The name on the masthead says American Songwriter, and yet I feel like a lot of people don’t think of Prince in those terms. I would argue that he’s probably the most important American songwriter to come along since the ’80s. Whole genres of music wouldn’t exist without the guy.

A fellow Minnesotan named Bob Dylan set an early example that Prince followed, as both artists seemed to inherently understand that personal mystery not only enhances interest in the music, but it also allows folks who have never walked in the artist’s shoes to relate to the songs as if the experiences within were their own. This revelation dawned on me when I was 16, when a buddy of mine who was shunned by a pretty girl at a party put on a cassette of Purple Rain on our way home and proceeded to scream out every word of “Beautiful Ones” as he burned down the highway. My first thought was that I should have driven; my second was that Prince, whose romantic exploits were the stuff of legend even then, had convinced my buddy that they were kindred losers in love.

Let’s count the list of things that Prince did better than anybody else. He wrote the most convincing songs about sex. He invented the most and cleverest euphemisms for sex in song. He had the best signature color. He recorded the most hypnotically funky track to not have any bass on it (“When Doves Cry.”) He developed the most charismatic production tics for his music (the percussion effects he used in so many songs that made the drum sound sometimes like a firecracker that popped off in your hand, sometimes like the creaking hull of a ship.) He fought with record companies in the most bizarrely charismatic manner. He did the best Super Bowl halftime show (and it’s not even close.) He created the best post-Beatles “Hey Jude” (“Purple Rain”) and the grooviest Sgt. Pepper’s homage (Around The World In A Day.) While we’re on the topic of albums, his streak in the ’80s from Dirty Mind to Sign O’ The Times, seven albums in eight years, leaves behind anyone else in the decade in terms of prolific brilliance, including his chief rivals at the time, Michael, Madonna, and Bruce. And none of them were self-contained entities, writing, producing performing, sometimes playing all the instruments. On and on it goes.

If it felt weird to say that David Bowie died, saying that Prince died is just nonsensical. Not just because he never seemed to age, so that you could imagine him at 97 still doing splits in between solos, but because his inherent coolness seemed impervious to any kind of intrusion on his body and soul. Death should have bounced off him so he could start the next set.

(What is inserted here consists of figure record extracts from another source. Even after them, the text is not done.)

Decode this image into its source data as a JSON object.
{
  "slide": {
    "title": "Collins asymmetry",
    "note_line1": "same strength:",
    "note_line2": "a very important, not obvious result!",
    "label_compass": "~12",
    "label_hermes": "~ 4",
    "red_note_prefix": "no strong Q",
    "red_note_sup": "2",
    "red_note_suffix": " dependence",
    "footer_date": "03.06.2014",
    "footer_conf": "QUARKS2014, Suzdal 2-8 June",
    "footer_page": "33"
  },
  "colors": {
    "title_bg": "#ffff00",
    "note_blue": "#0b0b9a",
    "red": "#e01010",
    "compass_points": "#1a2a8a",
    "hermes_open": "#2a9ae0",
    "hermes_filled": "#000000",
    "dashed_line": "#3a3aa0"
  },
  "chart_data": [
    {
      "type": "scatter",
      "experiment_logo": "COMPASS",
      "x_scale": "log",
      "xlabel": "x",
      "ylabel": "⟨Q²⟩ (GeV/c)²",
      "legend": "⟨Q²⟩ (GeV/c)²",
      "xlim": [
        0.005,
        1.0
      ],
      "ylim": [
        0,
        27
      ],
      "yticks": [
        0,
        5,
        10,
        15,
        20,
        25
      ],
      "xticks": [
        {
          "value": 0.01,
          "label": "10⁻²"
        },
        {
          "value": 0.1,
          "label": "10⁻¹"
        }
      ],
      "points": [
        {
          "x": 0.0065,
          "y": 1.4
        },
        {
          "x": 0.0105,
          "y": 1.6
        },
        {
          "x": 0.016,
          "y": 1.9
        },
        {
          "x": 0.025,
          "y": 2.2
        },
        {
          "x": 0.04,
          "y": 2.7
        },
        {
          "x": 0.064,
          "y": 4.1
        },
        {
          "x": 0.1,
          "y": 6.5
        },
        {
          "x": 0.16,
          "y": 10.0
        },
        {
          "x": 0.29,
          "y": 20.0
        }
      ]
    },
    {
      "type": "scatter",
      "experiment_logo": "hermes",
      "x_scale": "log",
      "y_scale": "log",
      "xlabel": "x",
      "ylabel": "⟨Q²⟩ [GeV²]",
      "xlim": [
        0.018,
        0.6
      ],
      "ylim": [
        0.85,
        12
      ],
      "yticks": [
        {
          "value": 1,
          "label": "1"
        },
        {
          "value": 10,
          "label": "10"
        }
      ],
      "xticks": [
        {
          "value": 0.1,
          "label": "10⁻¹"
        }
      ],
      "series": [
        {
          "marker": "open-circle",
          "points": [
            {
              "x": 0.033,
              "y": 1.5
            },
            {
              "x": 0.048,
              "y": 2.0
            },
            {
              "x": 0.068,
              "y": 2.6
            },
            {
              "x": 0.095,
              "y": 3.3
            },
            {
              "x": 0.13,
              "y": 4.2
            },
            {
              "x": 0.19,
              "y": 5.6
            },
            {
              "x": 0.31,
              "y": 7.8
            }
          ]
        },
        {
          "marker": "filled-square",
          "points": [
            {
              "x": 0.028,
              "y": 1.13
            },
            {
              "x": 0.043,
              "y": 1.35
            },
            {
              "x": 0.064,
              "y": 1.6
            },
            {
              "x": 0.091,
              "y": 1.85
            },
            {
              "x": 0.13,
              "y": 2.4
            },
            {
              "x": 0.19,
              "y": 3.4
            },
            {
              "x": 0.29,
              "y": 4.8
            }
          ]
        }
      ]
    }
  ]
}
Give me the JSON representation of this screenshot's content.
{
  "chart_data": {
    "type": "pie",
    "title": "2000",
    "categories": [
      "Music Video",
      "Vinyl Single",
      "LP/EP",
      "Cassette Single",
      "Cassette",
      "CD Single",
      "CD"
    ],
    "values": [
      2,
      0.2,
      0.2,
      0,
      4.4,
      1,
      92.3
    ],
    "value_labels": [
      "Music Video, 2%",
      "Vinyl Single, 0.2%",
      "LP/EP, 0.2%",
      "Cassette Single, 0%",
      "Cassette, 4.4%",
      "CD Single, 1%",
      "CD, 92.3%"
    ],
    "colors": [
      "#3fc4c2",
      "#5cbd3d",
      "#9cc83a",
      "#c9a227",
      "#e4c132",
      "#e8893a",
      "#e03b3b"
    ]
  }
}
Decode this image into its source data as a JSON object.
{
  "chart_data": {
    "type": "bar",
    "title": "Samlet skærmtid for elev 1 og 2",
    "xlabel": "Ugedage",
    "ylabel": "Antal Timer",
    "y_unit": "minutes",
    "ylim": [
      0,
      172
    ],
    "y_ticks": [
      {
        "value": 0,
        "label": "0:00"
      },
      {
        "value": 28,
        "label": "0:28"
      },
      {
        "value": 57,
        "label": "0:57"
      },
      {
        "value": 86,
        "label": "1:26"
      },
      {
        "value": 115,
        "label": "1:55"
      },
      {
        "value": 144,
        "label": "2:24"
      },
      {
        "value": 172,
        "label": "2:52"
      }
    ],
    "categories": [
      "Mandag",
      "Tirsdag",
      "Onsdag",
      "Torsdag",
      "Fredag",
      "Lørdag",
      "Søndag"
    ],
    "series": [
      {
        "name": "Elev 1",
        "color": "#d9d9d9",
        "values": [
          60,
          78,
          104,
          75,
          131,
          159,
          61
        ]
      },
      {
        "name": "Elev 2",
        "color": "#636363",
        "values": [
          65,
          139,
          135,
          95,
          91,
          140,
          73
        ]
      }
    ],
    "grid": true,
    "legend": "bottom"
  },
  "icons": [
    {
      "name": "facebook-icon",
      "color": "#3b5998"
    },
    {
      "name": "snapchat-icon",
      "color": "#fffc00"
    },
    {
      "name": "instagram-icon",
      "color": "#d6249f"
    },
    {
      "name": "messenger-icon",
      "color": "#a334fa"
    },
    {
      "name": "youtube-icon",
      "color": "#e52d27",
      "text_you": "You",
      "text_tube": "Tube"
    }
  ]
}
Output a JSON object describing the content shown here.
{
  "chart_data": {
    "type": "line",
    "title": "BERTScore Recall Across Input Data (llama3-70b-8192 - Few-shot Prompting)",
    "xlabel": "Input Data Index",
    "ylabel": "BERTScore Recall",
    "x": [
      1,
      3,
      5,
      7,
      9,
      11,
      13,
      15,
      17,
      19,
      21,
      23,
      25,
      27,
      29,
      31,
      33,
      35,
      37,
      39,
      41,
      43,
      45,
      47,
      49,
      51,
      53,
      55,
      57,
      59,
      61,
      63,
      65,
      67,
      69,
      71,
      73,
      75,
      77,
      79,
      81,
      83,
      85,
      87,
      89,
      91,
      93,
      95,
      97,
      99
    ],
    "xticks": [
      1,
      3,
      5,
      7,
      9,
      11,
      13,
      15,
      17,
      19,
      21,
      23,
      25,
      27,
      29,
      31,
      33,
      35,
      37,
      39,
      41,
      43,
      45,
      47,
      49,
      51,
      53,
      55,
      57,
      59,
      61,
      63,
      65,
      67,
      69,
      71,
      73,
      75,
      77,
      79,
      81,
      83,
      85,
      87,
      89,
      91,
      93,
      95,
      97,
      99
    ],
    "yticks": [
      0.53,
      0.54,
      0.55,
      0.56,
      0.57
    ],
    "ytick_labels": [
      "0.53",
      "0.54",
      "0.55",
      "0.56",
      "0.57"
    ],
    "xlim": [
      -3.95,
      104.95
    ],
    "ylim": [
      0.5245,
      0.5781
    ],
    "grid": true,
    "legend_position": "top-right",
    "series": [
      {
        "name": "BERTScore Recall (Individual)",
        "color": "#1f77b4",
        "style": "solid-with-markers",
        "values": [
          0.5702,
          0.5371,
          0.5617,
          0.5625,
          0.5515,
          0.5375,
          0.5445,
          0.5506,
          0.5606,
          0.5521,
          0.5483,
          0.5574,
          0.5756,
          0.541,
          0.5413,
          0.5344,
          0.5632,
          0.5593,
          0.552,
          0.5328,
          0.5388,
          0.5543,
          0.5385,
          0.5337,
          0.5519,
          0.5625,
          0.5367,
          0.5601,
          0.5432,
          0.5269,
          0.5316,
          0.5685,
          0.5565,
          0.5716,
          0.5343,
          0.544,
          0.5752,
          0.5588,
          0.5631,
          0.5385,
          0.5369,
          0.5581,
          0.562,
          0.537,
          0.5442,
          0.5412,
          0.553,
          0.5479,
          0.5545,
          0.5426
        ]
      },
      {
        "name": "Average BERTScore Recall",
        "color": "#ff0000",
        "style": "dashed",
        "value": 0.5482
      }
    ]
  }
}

Back to the songwriting though. I don’t know if Prince will ever get enough credit as a lyricist, partly because the music that surrounded the words was so vibrant. Yet singular lines keep popping up into my mind, lines that other songwriters just couldn’t ever compose because they couldn’t approach the idiosyncrasy or command of that aforementioned coolness: “You don’t have to watch Dynasty to have an attitude”; “She walked in through the out door”; “War is all around us, my mind says prepare to fight/ So if I gotta die I’m gonna listen to my body tonight”; “Sister killed her baby cuz’ she couldn’t afford to feed it/ And we’re sending people to the moon”; “He tells me in his bedroom voice/ C’mon, honey, let’s go make some noise”; “I only wanted to see you bathing in the purple rain”; and pretty much all of “When Doves Cry,” especially the refrain (“This is what it sounds like when doves cry”) and “Touch, if you will, my stomach.”

I find myself making lists of all the things Prince has done and done well because the alternative is far too depressing to contemplate. So let’s just end this by hoping that he was right about the Afterworld. If he was, there will be one hell of a show starting there at about one A.M. tonight.